Propagators of both consensual gradualist and conflict relational functionalist-positivist social
inequality and hierarchy research paradigm, start their research from the practical political
standpoint/interest of exploiting class of rulers affiliates, to preserve or only reform of the
oligopolistically controlled market mediated commodity production of primarily exchange
values for private individual and group appropriation of profit. They do not pose the Marxian
dialectical-critical question/project of overcoming the antagonistic social relations of exploitation
and oppression between antagonistic social classes historically rooted in the class division of
labor of potentially universal human practice between the planning and order-giving ruling class
and exploited and oppressed class reduced to executing and routine work tasks. The most
conservative propagators of the functionalist-positivist research approach to study of social
inequality and hierarchy, tend to ideologically qualify and disqualify the very attempt to question
alleged universality and eternality of the division of labor between those who “think” and “act”,
as potentially “totalitarian” utopian ideology.

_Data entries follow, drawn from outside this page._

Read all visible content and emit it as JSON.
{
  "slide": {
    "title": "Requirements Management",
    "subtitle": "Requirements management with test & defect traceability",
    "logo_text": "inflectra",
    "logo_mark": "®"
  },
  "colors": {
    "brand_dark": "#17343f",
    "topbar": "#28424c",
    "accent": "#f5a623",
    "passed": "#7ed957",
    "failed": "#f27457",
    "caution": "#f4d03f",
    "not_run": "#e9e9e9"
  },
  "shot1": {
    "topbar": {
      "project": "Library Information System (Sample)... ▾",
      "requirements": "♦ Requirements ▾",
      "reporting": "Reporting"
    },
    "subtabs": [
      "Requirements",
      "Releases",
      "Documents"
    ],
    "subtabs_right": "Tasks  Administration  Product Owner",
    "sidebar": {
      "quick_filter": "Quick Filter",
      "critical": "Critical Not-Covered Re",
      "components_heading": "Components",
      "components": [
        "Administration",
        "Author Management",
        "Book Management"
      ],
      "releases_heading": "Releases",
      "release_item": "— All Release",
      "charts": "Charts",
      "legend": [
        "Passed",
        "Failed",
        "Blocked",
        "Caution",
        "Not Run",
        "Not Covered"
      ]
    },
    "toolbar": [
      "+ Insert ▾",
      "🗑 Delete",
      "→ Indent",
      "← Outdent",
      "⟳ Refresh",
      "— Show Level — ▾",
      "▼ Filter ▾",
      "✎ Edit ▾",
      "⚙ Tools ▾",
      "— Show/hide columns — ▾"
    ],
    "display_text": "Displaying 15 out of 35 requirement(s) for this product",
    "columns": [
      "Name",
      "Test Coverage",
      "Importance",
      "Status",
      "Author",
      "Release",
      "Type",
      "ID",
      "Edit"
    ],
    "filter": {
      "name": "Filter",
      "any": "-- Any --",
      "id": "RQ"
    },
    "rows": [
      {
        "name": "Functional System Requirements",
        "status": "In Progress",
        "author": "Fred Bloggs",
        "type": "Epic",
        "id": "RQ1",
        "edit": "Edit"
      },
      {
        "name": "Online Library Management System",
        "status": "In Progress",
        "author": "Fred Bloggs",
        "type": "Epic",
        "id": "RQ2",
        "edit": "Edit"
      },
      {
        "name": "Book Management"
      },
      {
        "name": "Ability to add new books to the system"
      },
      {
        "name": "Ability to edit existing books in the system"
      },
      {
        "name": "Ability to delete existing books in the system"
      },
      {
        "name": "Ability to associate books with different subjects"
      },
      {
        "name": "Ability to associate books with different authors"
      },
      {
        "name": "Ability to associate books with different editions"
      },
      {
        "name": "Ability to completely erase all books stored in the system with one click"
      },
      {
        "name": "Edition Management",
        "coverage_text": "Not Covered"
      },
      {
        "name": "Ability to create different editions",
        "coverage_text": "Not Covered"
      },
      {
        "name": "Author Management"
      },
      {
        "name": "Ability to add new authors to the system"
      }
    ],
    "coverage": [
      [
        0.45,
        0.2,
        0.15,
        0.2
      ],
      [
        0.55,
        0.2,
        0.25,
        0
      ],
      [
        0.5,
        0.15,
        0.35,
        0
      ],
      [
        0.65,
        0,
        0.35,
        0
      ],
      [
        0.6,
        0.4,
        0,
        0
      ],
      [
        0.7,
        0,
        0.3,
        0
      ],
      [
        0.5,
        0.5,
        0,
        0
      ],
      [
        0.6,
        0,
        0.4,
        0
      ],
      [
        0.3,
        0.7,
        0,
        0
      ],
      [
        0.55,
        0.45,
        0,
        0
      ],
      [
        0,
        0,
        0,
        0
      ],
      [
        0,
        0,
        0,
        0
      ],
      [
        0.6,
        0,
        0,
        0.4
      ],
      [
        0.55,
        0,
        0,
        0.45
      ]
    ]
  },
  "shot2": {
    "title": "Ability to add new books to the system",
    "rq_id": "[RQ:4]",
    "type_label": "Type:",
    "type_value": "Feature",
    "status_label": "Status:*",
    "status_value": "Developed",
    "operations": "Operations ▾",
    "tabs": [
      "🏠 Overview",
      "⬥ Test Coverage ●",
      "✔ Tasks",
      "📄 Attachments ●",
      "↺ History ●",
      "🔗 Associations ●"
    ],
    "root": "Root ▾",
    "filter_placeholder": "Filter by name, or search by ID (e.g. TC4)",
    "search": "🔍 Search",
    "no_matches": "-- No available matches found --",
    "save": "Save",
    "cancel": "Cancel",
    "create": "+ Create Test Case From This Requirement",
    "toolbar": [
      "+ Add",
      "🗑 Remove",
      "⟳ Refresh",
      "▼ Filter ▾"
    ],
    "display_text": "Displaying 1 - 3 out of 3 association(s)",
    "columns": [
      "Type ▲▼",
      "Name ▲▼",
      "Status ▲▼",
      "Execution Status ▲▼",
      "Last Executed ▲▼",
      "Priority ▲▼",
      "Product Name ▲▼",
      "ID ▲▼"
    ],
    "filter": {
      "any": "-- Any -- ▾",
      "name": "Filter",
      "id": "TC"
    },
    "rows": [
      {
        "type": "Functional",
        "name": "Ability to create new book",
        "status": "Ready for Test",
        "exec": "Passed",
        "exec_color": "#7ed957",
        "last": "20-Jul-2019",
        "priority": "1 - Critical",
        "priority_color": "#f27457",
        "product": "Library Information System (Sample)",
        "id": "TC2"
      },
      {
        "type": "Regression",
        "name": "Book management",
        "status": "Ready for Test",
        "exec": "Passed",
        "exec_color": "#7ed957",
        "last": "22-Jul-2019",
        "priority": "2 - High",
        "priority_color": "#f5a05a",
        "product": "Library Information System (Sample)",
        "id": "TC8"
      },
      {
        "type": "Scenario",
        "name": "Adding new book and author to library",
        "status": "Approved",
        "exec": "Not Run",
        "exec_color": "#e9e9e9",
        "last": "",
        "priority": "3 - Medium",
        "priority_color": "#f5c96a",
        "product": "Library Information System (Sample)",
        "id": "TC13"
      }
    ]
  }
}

They claim that this ideology disregards
unchangeable laws of nature and “facts” on naturally unequally distributed physical and mental
capacities among individuals in both animal and human society discovered by socio-biology
(Sanderson, 2001).
Conclusion
The main finding of the content analysis of the theoretical methodological research paradigms
and practical political policies concerning social inequality and hierarchical structuration
articulated by the highly educated small bourgeois “classics” of social sciences, chosen and
elaborated by their followers in international sociology, can be resumed in the form of the
hypothesis for further research: the affiliates of highly educated new small bourgeoisie are by
their commands mediating and legitimizing ideology producing place and role in the class
division of labor inclined to choose the consensual or conflict variant of positivist functionalist ahistorically and contemplatively materialist or objectively and subjectively idealist theoretical
methodological approach to study of social inequality and hierarchy, starting from the class
standpoint/interest of the conservation or only reform of existing dominant relations of life
reproduction of “bourgeois society” of allegedly inexorable social inequality which stimulates
progressive social change through capitalist market competition. They are only exceptionally
inclined to choose the critical, historical and dialectical “new” materialist research paradigm,
starting from the class standpoint/interest of the exploited and oppressed class to construct
classless “socialized humanity”.
As Marx observed already in 1848, minority of small bourgeoisie affiliates attempt to come
over to the interested standpoint of the class of exploited executors of ruling class commands to
overcome class division of labor as historically generated social mechanism of social inequality
reproduction and corresponding dialectical critical research paradigm and revolutionary practice
of constructing relations of self-managed “socialized humanity”. In such revolutionary situations
the main aim of the research is not the stabilization of capitalism, but the raising (instead of
blurring) of consciousness about the extent, social causes, consequences and desirable policies
concerning inequality between the ruling exploiting and ruled exploited class (Vratuša, 2012b).
The primary intent of this author is not to argue about the merits and demerits of the choice
between positivist functionalist and critical dialectical social inequality and hierarchical
structuration research paradigms, but to draw the attention of readers to the fact that this choice
presents the unavoidable part of the research process fundamentally determining its entire
course. We researchers often do not explicitly state that we have made this choice, either because
we are even not aware that we have made it, or we are attempting to impress upon our audience
the wrong conclusion that the standpoint which we have chosen to approach our research
subject/object, presents the scientifically objective standpoint.